# Problem with samsung 42" hd



## Tumble (Apr 2, 2008)

i've been lent this tv for the summer while a friend is traveling.

it works fine, apart from the fact that it doesn't pick up the signal for DTV. it dose for terrestrial. it worked fine for my friend before he bought it round.
other tv's in the house do pick up DTV, which leaves me some what puzzled!

hope some one can help


----------



## Mike P. (Apr 6, 2007)

How is the DTV box connected to the TV?


----------



## Tumble (Apr 2, 2008)

there isn't one. its built in to the tv


----------



## salvasol (Oct 31, 2006)

Tumble said:


> there isn't one. its built in to the tv


Have you checked the set up??? ... maybe there's something on/off that is not suppossed by that way.
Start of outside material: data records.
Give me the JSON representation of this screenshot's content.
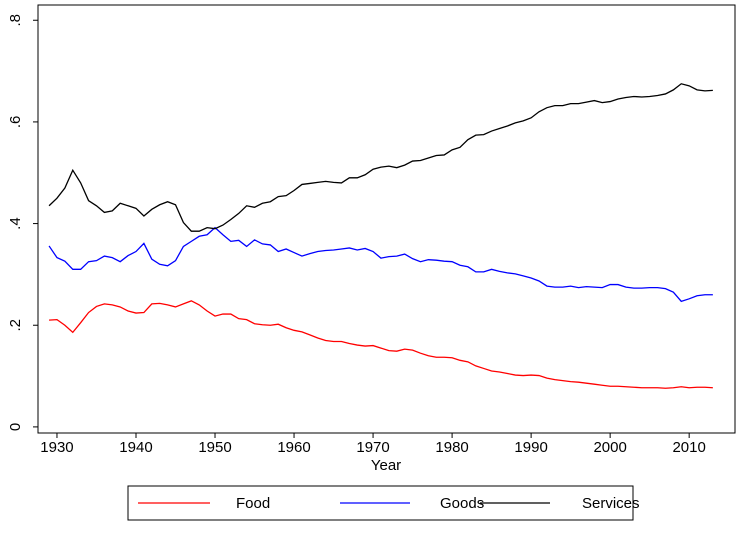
{
  "chart_data": {
    "type": "line",
    "x_label": "Year",
    "legend": "bottom",
    "x": [
      1929,
      1930,
      1931,
      1932,
      1933,
      1934,
      1935,
      1936,
      1937,
      1938,
      1939,
      1940,
      1941,
      1942,
      1943,
      1944,
      1945,
      1946,
      1947,
      1948,
      1949,
      1950,
      1951,
      1952,
      1953,
      1954,
      1955,
      1956,
      1957,
      1958,
      1959,
      1960,
      1961,
      1962,
      1963,
      1964,
      1965,
      1966,
      1967,
      1968,
      1969,
      1970,
      1971,
      1972,
      1973,
      1974,
      1975,
      1976,
      1977,
      1978,
      1979,
      1980,
      1981,
      1982,
      1983,
      1984,
      1985,
      1986,
      1987,
      1988,
      1989,
      1990,
      1991,
      1992,
      1993,
      1994,
      1995,
      1996,
      1997,
      1998,
      1999,
      2000,
      2001,
      2002,
      2003,
      2004,
      2005,
      2006,
      2007,
      2008,
      2009,
      2010,
      2011,
      2012,
      2013
    ],
    "series": [
      {
        "name": "Food",
        "color": "#ff0000",
        "values": [
          0.21,
          0.211,
          0.2,
          0.186,
          0.205,
          0.225,
          0.237,
          0.242,
          0.24,
          0.236,
          0.228,
          0.224,
          0.225,
          0.242,
          0.243,
          0.24,
          0.236,
          0.242,
          0.248,
          0.24,
          0.228,
          0.218,
          0.222,
          0.222,
          0.213,
          0.211,
          0.203,
          0.201,
          0.2,
          0.202,
          0.195,
          0.19,
          0.187,
          0.181,
          0.175,
          0.17,
          0.168,
          0.168,
          0.164,
          0.161,
          0.159,
          0.16,
          0.155,
          0.15,
          0.149,
          0.153,
          0.151,
          0.145,
          0.14,
          0.137,
          0.137,
          0.136,
          0.131,
          0.128,
          0.12,
          0.115,
          0.11,
          0.108,
          0.105,
          0.102,
          0.101,
          0.102,
          0.101,
          0.096,
          0.093,
          0.091,
          0.089,
          0.088,
          0.086,
          0.084,
          0.082,
          0.08,
          0.08,
          0.079,
          0.078,
          0.077,
          0.077,
          0.077,
          0.076,
          0.077,
          0.079,
          0.077,
          0.078,
          0.078,
          0.077
        ]
      },
      {
        "name": "Goods",
        "color": "#0000ff",
        "values": [
          0.356,
          0.333,
          0.326,
          0.31,
          0.31,
          0.325,
          0.327,
          0.336,
          0.333,
          0.325,
          0.337,
          0.345,
          0.361,
          0.33,
          0.32,
          0.317,
          0.327,
          0.355,
          0.365,
          0.375,
          0.378,
          0.392,
          0.378,
          0.365,
          0.367,
          0.355,
          0.368,
          0.36,
          0.358,
          0.345,
          0.35,
          0.343,
          0.336,
          0.341,
          0.345,
          0.347,
          0.348,
          0.35,
          0.352,
          0.348,
          0.351,
          0.345,
          0.332,
          0.335,
          0.336,
          0.34,
          0.331,
          0.325,
          0.329,
          0.328,
          0.326,
          0.325,
          0.318,
          0.315,
          0.305,
          0.305,
          0.31,
          0.306,
          0.303,
          0.301,
          0.297,
          0.293,
          0.287,
          0.277,
          0.275,
          0.275,
          0.277,
          0.274,
          0.276,
          0.275,
          0.274,
          0.28,
          0.28,
          0.275,
          0.273,
          0.273,
          0.274,
          0.274,
          0.272,
          0.265,
          0.247,
          0.252,
          0.258,
          0.26,
          0.26
        ]
      },
      {
        "name": "Services",
        "color": "#000000",
        "values": [
          0.435,
          0.45,
          0.47,
          0.505,
          0.48,
          0.445,
          0.435,
          0.422,
          0.425,
          0.44,
          0.435,
          0.43,
          0.415,
          0.428,
          0.437,
          0.443,
          0.437,
          0.402,
          0.385,
          0.385,
          0.392,
          0.39,
          0.397,
          0.408,
          0.42,
          0.435,
          0.432,
          0.44,
          0.443,
          0.453,
          0.455,
          0.465,
          0.477,
          0.479,
          0.481,
          0.483,
          0.481,
          0.48,
          0.49,
          0.49,
          0.496,
          0.507,
          0.511,
          0.513,
          0.51,
          0.515,
          0.523,
          0.524,
          0.529,
          0.534,
          0.535,
          0.545,
          0.55,
          0.565,
          0.574,
          0.575,
          0.582,
          0.587,
          0.592,
          0.598,
          0.602,
          0.608,
          0.62,
          0.628,
          0.632,
          0.632,
          0.636,
          0.636,
          0.639,
          0.642,
          0.638,
          0.64,
          0.645,
          0.648,
          0.65,
          0.649,
          0.65,
          0.652,
          0.655,
          0.663,
          0.675,
          0.671,
          0.663,
          0.661,
          0.662
        ]
      }
    ],
    "xlim": [
      1927.6,
      2015.8
    ],
    "xticks": [
      1930,
      1940,
      1950,
      1960,
      1970,
      1980,
      1990,
      2000,
      2010
    ],
    "ylim": [
      -0.012,
      0.83
    ],
    "yticks": [
      0,
      {
        "value": 0.2,
        "label": ".2"
      },
      {
        "value": 0.4,
        "label": ".4"
      },
      {
        "value": 0.6,
        "label": ".6"
      },
      {
        "value": 0.8,
        "label": ".8"
      }
    ],
    "grid": false
  }
}
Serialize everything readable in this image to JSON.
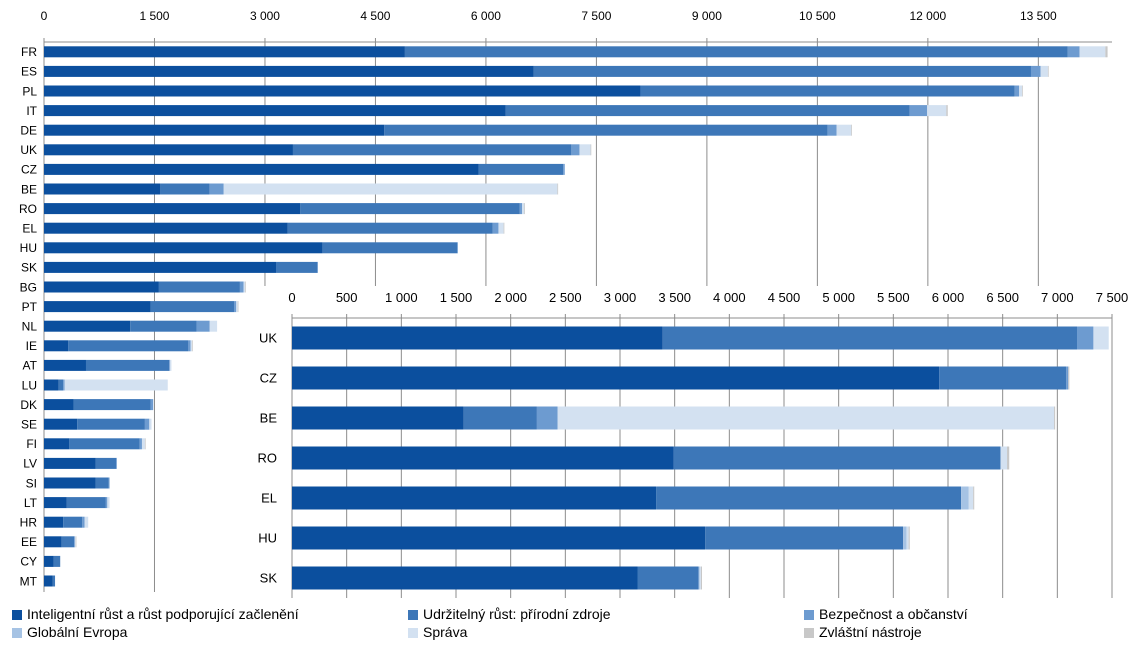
{
  "chart_data": [
    {
      "type": "bar",
      "orientation": "horizontal",
      "stacked": true,
      "categories": [
        "FR",
        "ES",
        "PL",
        "IT",
        "DE",
        "UK",
        "CZ",
        "BE",
        "RO",
        "EL",
        "HU",
        "SK",
        "BG",
        "PT",
        "NL",
        "IE",
        "AT",
        "LU",
        "DK",
        "SE",
        "FI",
        "LV",
        "SI",
        "LT",
        "HR",
        "EE",
        "CY",
        "MT"
      ],
      "xlim": [
        0,
        14500
      ],
      "xticks": [
        "0",
        "1 500",
        "3 000",
        "4 500",
        "6 000",
        "7 500",
        "9 000",
        "10 500",
        "12 000",
        "13 500"
      ],
      "grid": true,
      "series": [
        {
          "name": "Inteligentní růst a růst podporující začlenění",
          "values": [
            4900,
            6650,
            8100,
            6270,
            4620,
            3380,
            5900,
            1580,
            3480,
            3310,
            3780,
            3150,
            1560,
            1450,
            1170,
            330,
            570,
            200,
            400,
            450,
            340,
            700,
            700,
            310,
            260,
            240,
            130,
            120
          ]
        },
        {
          "name": "Udržitelný růst: přírodní zdroje",
          "values": [
            9000,
            6750,
            5080,
            5480,
            6020,
            3780,
            1150,
            670,
            2980,
            2780,
            1830,
            560,
            1100,
            1130,
            900,
            1630,
            1130,
            60,
            1050,
            920,
            960,
            280,
            180,
            530,
            260,
            170,
            90,
            30
          ]
        },
        {
          "name": "Bezpečnost a občanství",
          "values": [
            160,
            130,
            60,
            240,
            120,
            110,
            20,
            190,
            30,
            80,
            10,
            10,
            50,
            30,
            180,
            30,
            10,
            20,
            30,
            60,
            30,
            10,
            10,
            20,
            30,
            10,
            0,
            0
          ]
        },
        {
          "name": "Globální Evropa",
          "values": [
            0,
            0,
            0,
            0,
            0,
            0,
            0,
            0,
            0,
            0,
            0,
            0,
            0,
            0,
            0,
            0,
            0,
            0,
            0,
            0,
            0,
            0,
            0,
            0,
            0,
            0,
            0,
            0
          ]
        },
        {
          "name": "Správa",
          "values": [
            350,
            100,
            40,
            260,
            200,
            150,
            0,
            4530,
            30,
            70,
            0,
            0,
            20,
            20,
            100,
            20,
            20,
            1400,
            10,
            30,
            40,
            0,
            0,
            30,
            50,
            10,
            0,
            0
          ]
        },
        {
          "name": "Zvláštní nástroje",
          "values": [
            30,
            10,
            10,
            20,
            10,
            10,
            0,
            10,
            10,
            10,
            0,
            0,
            10,
            10,
            0,
            10,
            0,
            0,
            0,
            0,
            10,
            0,
            0,
            0,
            0,
            10,
            0,
            0
          ]
        }
      ]
    },
    {
      "type": "bar",
      "orientation": "horizontal",
      "stacked": true,
      "categories": [
        "UK",
        "CZ",
        "BE",
        "RO",
        "EL",
        "HU",
        "SK"
      ],
      "xlim": [
        0,
        7500
      ],
      "xticks": [
        "0",
        "500",
        "1 000",
        "1 500",
        "2 000",
        "2 500",
        "3 000",
        "3 500",
        "4 000",
        "4 500",
        "5 000",
        "5 500",
        "6 000",
        "6 500",
        "7 000",
        "7 500"
      ],
      "grid": true,
      "series": [
        {
          "name": "Inteligentní růst a růst podporující začlenění",
          "values": [
            3390,
            5920,
            1570,
            3490,
            3330,
            3780,
            3160
          ]
        },
        {
          "name": "Udržitelný růst: přírodní zdroje",
          "values": [
            3790,
            1160,
            670,
            2990,
            2790,
            1810,
            560
          ]
        },
        {
          "name": "Bezpečnost a občanství",
          "values": [
            150,
            20,
            190,
            0,
            0,
            0,
            0
          ]
        },
        {
          "name": "Globální Evropa",
          "values": [
            0,
            0,
            0,
            0,
            70,
            30,
            10
          ]
        },
        {
          "name": "Správa",
          "values": [
            140,
            0,
            4540,
            60,
            40,
            20,
            10
          ]
        },
        {
          "name": "Zvláštní nástroje",
          "values": [
            0,
            10,
            10,
            20,
            10,
            10,
            10
          ]
        }
      ]
    }
  ],
  "legend": {
    "items": [
      {
        "label": "Inteligentní růst a růst podporující začlenění",
        "color": "#0b4f9e"
      },
      {
        "label": "Udržitelný růst: přírodní zdroje",
        "color": "#3d77b8"
      },
      {
        "label": "Bezpečnost a občanství",
        "color": "#6d9bd0"
      },
      {
        "label": "Globální Evropa",
        "color": "#a6c3e4"
      },
      {
        "label": "Správa",
        "color": "#d3e1f1"
      },
      {
        "label": "Zvláštní nástroje",
        "color": "#c8c8c8"
      }
    ]
  },
  "colors": [
    "#0b4f9e",
    "#3d77b8",
    "#6d9bd0",
    "#a6c3e4",
    "#d3e1f1",
    "#c8c8c8"
  ]
}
Are you susing satellite/cable or over the air antenna??? :huh:


----------



## Mike P. (Apr 6, 2007)

Tumble said:


> there isn't one. its built in to the tv


I thought you were referring to a DTV satellite box.


----------



## Tumble (Apr 2, 2008)

over air antenna. ive checked setup, the section for DTV is shaded and unaccessable.
and the plug and play option in settings is also shaded.


----------



## salvasol (Oct 31, 2006)

Tumble said:


> over air antenna. ive checked setup, the section for DTV is shaded and unaccessable.
> and the plug and play option in settings is also shaded.


Can you tell us the model number of the Tv ... so we can take a peek of the manual online???


----------



## bobgpsr (Apr 20, 2006)

This seems a bit confusing. Over The Air (OTA) with an inside (rabbit ears, etc) antenna or an outside antenna will get digital TV broadcast as ATSC or analog TV in the traditional format. Most of the ATSC OTA stations use UHF (actual channels > channel 13) so you need a UHF capable antenna. Has the TV been told to search out and find all the UHF ATSC stations after being connected to a UHF antenna?

Use of the term DTV often means subscription satellite TV with other special boxes and dish antennas.

Edit: Oops -- just now noticed you are in the UK. Not sure of the situation there -- different broadcast TV standards.


----------



## salvasol (Oct 31, 2006)

bobgpsr said:


> ... Edit: Oops -- just now noticed you are in the UK. Not sure of the situation there -- different broadcast TV standards.


Even if he is in U.K. I'm sure the steps to program the TV are the same, Right???

That's what I was thinking when I posted: "Have you checked the set up??? ... so you're not alone :bigsmile:


----------



## Tumble (Apr 2, 2008)

hi guys thanks for all the input. its most appreciated.

the modle is, LE40R73BD[R]S
and the model code is, LE40R73BDX/XEU

its an external over the air antenna.

over here (uk) there is standard terrestrial/analogue tv, and in the last 5 years we've been able to get free digital tv through the same antennas. i use the term DTV as thats what the samsung i have refers it it as, the panasonic in the living room refers to it as DVB. and that works fine. i thinks just the manufactures that change the name.


----------



## Mike P. (Apr 6, 2007)

Found the manual for it. Page 8 describes how to store the channels automatically. Page 19 shows the DTV menu system. Hopefully something here will help.

http://www.samsung.com/uk/support/d...pe=UM&dType=D&vType=L&cttID=929969&prd_ia_cd=


----------



## Tumble (Apr 2, 2008)

excellent, thank you mate.

theres a d.menu button that i wasnt aware of. after selecting that it gave me the option to scan for digital sevices.

all sorted now

thanks again


----------



## salvasol (Oct 31, 2006)

Tumble said:


> excellent, thank you mate.
> 
> theres a d.menu button that i wasnt aware of. after selecting that it gave me the option to scan for digital sevices.
> 
> ...


So ... It is working now??? :huh:

Glad you solved your problem :yes:


----------



## Tumble (Apr 2, 2008)

yep, all working mate. thanks


----------



## salvasol (Oct 31, 2006)

Glad to be of service here at the Shack :bigsmile:


----------